Before you begin, ensure you have the following prerequisites:

- .NET 10 SDK or later
- Azure OpenAI service endpoint and a chat model deployment (e.g., `gpt-4o-mini`)
- Azure CLI installed and authenticated (for Azure credential authentication)
- User has the `Cognitive Services OpenAI Contributor` role for the Azure OpenAI resource

**Note**: This sample uses Azure OpenAI models. For more information, see [how to deploy Azure OpenAI models with Azure AI Foundry](https://learn.microsoft.com/en-us/azure/ai-foundry/how-to/deploy-models-openai).

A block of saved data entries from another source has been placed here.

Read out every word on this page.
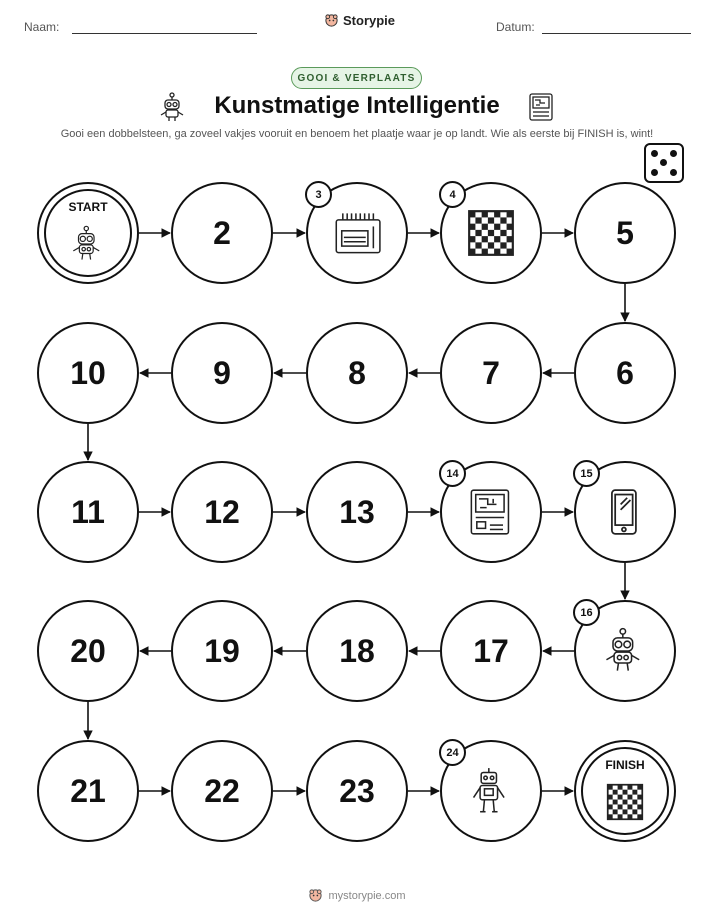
Naam:	Storypie	Datum:
GOOI & VERPLAATS
Kunstmatige Intelligentie
Gooi een dobbelsteen, ga zoveel vakjes vooruit en benoem het plaatje waar je op landt. Wie als eerste bij FINISH is, wint!
START
2
3	4
5
6
7
8
9
10
11	12	13
14	15
16
17
18
19
20
21	22	23
24
FINISH
mystorypie.com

**Note**: This sample uses Azure CLI credentials for authentication. Make sure you're logged in with `az login` and have access to the Azure OpenAI resource. For more information, see the [Azure CLI documentation](https://learn.microsoft.com/cli/azure/authenticate-azure-cli-interactively).

## Environment Variables

Set the following environment variables:

```powershell
$env:AZURE_OPENAI_ENDPOINT="https://your-resource.openai.azure.com/" # Replace with your Azure OpenAI resource endpoint
$env:AZURE_OPENAI_DEPLOYMENT_NAME="gpt-4o-mini" # Optional, defaults to gpt-4o-mini
```

## Run the sample

Navigate to the sample directory and run:

```powershell
cd dotnet/samples/02-agents/Agents/Agent_Step18_CompactionPipeline
dotnet run
```

## Expected behavior

The sample creates a shopping assistant agent that can look up product prices via a tool. It then runs a seven-turn conversation that exercises the compaction pipeline:

1. The agent answers each price query by calling the `LookupPrice` tool
2. After each turn, the current chat history size is printed
3. As the conversation grows, the pipeline triggers — first collapsing tool-call groups, then summarizing or sliding the window — keeping the history count low
4. The agent continues to answer questions coherently even after earlier turns have been compacted

The printed history counts will decrease at the turns where compaction fires, illustrating how the pipeline keeps the conversation within its configured budgets.